A book about Pessoa’s fascination with mental illness and psychological theories at the turn of the 20th century. If you want to know what Pessoa thought about psychologists, sociologists and criminologists from this period – Max Nordau, Jules Cotard, Cesare Lombroso - then this book is for you.

43 Maria Manuela Nogueira: Fernando Pessoa - Imagens de uma Vida

The author is Pessoa’s niece and this is an intimate book, more of a look into his personal life than a rigorous study, but certainly interesting in order to balance both worlds and shed light on each other.

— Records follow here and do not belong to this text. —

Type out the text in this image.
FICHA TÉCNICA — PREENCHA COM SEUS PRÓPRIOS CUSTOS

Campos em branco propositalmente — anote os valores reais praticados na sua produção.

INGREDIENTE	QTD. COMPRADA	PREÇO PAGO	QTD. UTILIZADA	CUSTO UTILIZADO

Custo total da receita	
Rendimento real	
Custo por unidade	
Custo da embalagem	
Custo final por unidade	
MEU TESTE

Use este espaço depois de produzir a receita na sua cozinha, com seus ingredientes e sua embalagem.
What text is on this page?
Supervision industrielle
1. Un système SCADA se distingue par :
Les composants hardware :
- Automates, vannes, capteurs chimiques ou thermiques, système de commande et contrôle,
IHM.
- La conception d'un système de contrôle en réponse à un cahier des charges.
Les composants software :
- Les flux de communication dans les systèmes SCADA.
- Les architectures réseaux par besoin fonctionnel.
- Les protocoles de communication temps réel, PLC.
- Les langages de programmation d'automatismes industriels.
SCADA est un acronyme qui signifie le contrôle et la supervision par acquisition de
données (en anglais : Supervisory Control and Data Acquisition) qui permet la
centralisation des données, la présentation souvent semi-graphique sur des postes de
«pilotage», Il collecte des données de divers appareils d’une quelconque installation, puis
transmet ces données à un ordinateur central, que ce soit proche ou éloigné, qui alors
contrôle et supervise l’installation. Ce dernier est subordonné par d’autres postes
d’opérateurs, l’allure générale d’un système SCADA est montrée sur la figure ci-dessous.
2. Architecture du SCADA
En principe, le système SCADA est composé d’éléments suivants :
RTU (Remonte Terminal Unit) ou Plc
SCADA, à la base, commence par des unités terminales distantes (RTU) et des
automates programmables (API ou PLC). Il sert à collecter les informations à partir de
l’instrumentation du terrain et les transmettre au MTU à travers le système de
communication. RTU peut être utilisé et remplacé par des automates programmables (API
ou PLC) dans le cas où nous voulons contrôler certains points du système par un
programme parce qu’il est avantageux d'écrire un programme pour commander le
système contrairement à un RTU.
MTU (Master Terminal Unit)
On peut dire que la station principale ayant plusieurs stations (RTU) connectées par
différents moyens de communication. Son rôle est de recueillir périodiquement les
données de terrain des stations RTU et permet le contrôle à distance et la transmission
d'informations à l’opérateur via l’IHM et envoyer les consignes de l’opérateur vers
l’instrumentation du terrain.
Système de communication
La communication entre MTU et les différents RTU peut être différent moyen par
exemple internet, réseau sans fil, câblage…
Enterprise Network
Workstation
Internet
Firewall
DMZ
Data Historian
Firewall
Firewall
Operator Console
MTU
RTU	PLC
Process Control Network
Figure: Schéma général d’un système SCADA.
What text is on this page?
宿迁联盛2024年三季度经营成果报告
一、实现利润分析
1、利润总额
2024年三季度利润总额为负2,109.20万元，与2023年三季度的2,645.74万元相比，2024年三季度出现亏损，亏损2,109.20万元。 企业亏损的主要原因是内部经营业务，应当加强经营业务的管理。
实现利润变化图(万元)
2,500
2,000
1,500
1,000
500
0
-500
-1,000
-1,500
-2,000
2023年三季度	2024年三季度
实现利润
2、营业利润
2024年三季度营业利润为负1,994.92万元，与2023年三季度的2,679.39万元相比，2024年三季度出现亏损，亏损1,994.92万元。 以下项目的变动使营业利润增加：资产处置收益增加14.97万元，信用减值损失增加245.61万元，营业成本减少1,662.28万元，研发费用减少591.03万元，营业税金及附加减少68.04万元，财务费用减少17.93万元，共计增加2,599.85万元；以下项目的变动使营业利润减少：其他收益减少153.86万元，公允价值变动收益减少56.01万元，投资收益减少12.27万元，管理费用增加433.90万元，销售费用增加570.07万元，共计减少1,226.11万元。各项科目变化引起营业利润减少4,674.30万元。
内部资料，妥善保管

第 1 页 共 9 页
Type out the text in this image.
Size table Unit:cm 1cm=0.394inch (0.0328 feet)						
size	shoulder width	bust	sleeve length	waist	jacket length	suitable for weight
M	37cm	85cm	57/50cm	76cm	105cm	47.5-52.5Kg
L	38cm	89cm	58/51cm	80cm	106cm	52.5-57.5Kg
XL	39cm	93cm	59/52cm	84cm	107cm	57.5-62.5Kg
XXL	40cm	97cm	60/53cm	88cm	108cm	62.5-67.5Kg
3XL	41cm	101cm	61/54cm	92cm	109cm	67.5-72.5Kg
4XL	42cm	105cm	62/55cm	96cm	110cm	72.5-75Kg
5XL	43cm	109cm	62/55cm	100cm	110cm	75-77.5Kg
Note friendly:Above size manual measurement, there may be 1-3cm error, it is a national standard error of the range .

44 Christopher Damien Auretta: Álvaro de Campos Autobiografia de uma odisseia moderna

There comes a time when Pessoa Studies descend into meta-fictional parody. This is an autobiography of Álvaro de Campos, in other words, a biography written by a real biographer using real fragments of a fictional life written by a real poet.

45 José Saramago: O Ano da Morte de Ricardo Reis

Fernando Pessoa’s life and work have provided fiction writers with ideas for novels, plays, poetry and short-stories. In my opinion, the best example is José Saramago’s masterful 1984, The Year of the Death of Ricardo Reis.


And I think I’ll stop here. I could go on, but my word processor tells me I’m on page 9 already and I doubt anyone’s gotten this far. If you only read the first paragraph, though, I hope you’ll spend the rest of the day celebrating Pessoa’s birthday. Go read a poem by him, or google excerpts from The Book, become hooked and discover what José Gil means that when people enter the poet’s life they can never get out again.